Want to know if your relationship is healthy? Answer this one question.
That was probably why the question took off. It’s simple, but it forces a real answer. A breakup can still ruin your week, your sleep, and your ability to listen to that one specific song. But there’s a difference between heartbreak and losing all sense of who you are without the other person there.
That distinction was what Mattar intended. “A healthy relationship shouldn’t make you feel like you can’t live without someone,” she shared Newsweek. “You can love them deeply, miss them and be heartbroken, but you still have to feel like you exist.” This is because so many people have been raised with a rather skewed idea of love, one where anxiety, obsession and total emotional confusion are seen as passion.

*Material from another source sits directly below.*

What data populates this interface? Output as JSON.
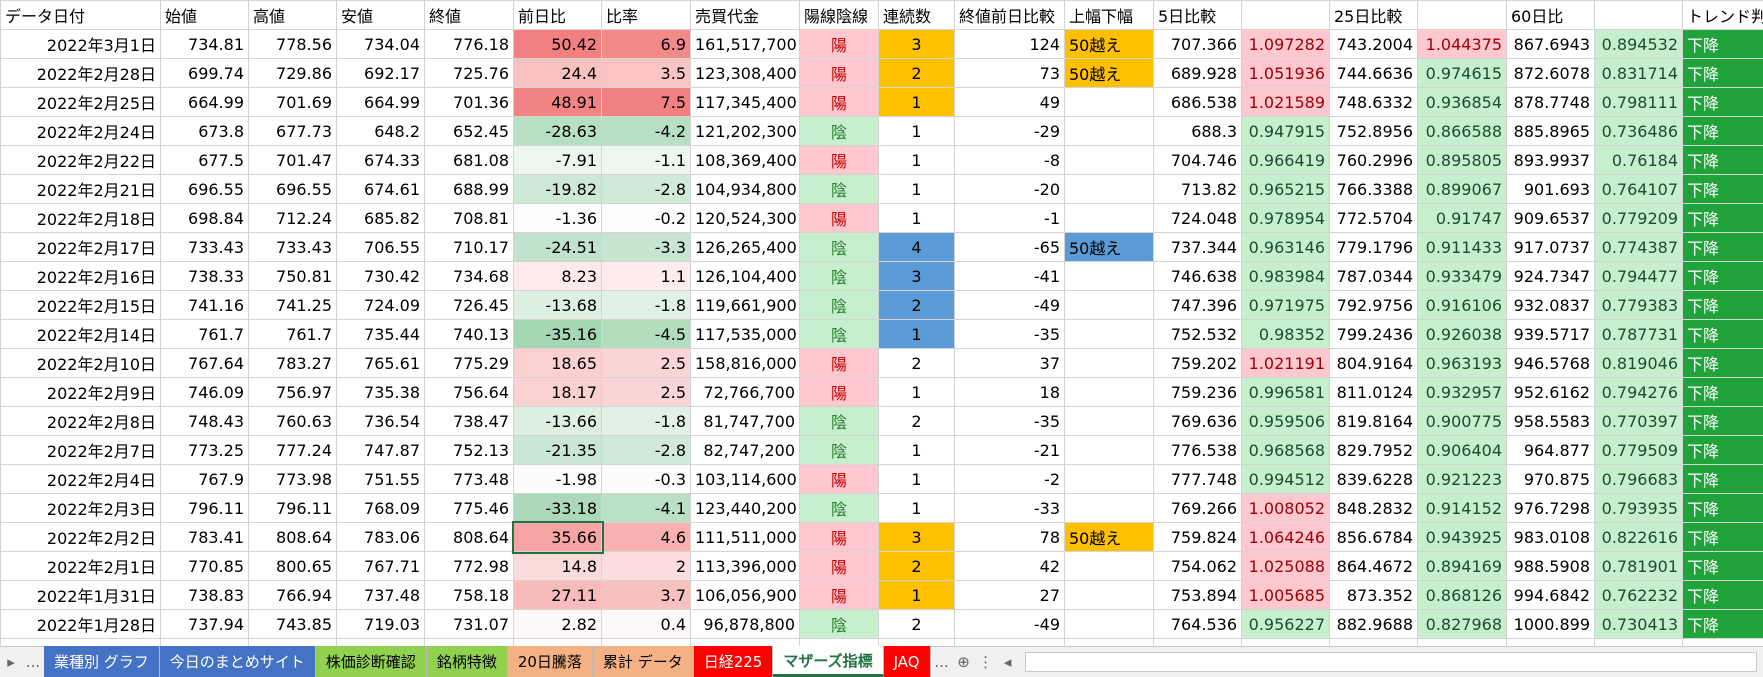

Mattar also said that “feeling like you can’t exist without them is a red flag,” and that’s where people get uncomfortable. Because then you have to consider how much of yourself was packed into the relationship in the first place. She also said that people often confuse emotional dependence with connection. Unfortunately, many of us have that first-hand knowledge.
Her question is so helpful because it gets right to it. If this relationship ended, would you still have your own friends, routines, interests, and sense of direction? Would your life still feel like yours? Or has the relationship become the main source of your stability, identity and emotional air supply?
The wider reaction to Mattar’s video makes it clear that many people are hungry for a more sensible definition of love. A relationship can be deeply important and still leave you with your own center intact. It should be the starting point, not a high achievement.